KBR has said in court filings that it was carrying out the duties in its contract. It says the U.S. Army Corps of Engineers was obligated to provide it with an environmentally safe area for its work. Besides, the company says, Army medical tests have shown no soldiers were harmed. The company also says that once the chemical was discovered, the company worked to make the area safe.

A spokesman for the U.S. Army says it cannot comment on the suit because it is pending.

The suit and similar ones filed separately against KBR highlight the challenges of soldiers seeking compensation from the courts for war-zone incidents.

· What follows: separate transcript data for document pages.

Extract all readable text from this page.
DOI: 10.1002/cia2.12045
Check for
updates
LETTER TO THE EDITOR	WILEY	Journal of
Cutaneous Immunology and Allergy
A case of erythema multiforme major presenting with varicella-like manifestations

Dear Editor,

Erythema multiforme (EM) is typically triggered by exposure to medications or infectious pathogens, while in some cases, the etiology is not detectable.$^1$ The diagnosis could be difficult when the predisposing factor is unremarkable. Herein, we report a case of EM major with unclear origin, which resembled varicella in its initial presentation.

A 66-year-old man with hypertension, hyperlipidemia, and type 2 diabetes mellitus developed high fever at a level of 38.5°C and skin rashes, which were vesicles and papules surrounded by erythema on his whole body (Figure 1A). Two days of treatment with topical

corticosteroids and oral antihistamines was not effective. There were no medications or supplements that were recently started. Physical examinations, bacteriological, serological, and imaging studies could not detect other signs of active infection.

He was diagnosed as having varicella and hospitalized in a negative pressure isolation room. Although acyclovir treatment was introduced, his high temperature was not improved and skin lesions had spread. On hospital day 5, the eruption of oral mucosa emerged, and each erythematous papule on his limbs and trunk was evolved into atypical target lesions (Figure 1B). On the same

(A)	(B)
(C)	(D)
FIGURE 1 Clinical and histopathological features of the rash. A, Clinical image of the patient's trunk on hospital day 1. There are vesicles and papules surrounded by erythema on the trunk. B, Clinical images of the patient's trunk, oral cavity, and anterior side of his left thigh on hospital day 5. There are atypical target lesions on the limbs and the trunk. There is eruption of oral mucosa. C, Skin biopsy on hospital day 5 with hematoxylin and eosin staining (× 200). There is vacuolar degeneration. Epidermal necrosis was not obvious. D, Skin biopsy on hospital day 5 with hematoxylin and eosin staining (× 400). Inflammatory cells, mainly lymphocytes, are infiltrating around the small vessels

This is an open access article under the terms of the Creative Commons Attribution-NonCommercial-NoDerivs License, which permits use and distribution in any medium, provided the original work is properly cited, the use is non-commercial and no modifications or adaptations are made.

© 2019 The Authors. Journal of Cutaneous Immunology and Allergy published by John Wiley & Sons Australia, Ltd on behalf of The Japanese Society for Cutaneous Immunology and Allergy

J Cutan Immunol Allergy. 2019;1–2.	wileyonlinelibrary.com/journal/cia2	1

A U.S. Supreme Court ruling known as the “Feres doctrine” bars soldiers in active duty from filing suits against the federal government. The military gives soldiers free medical treatment and stipends in some instances, the reasoning goes, so they are duly compensated for whatever befalls them on the battlefield.

Many of the suits that stem from actions on the battlefield are directed at third parties, specifically contractors whom the military increasingly rely on. But contractors too are immune from suits if they can successfully prove they have lived up to the specifications in their government contracts.

As a general rule, third parties have been successful in warding off big rewards from battlefield litigation. For instance, U.S. soldiers in the Vietnam War who said they suffered from symptoms related to the usage of Agent Orange, a toxic defoliant the military used in the war, sued the chemical companies that manufactured it. Suits seeking-class action status were first filed in the late 1970s and settled after about six years of legal wrangling. Under the settlement, only a handful of litigants were eligible for relatively meager compensation.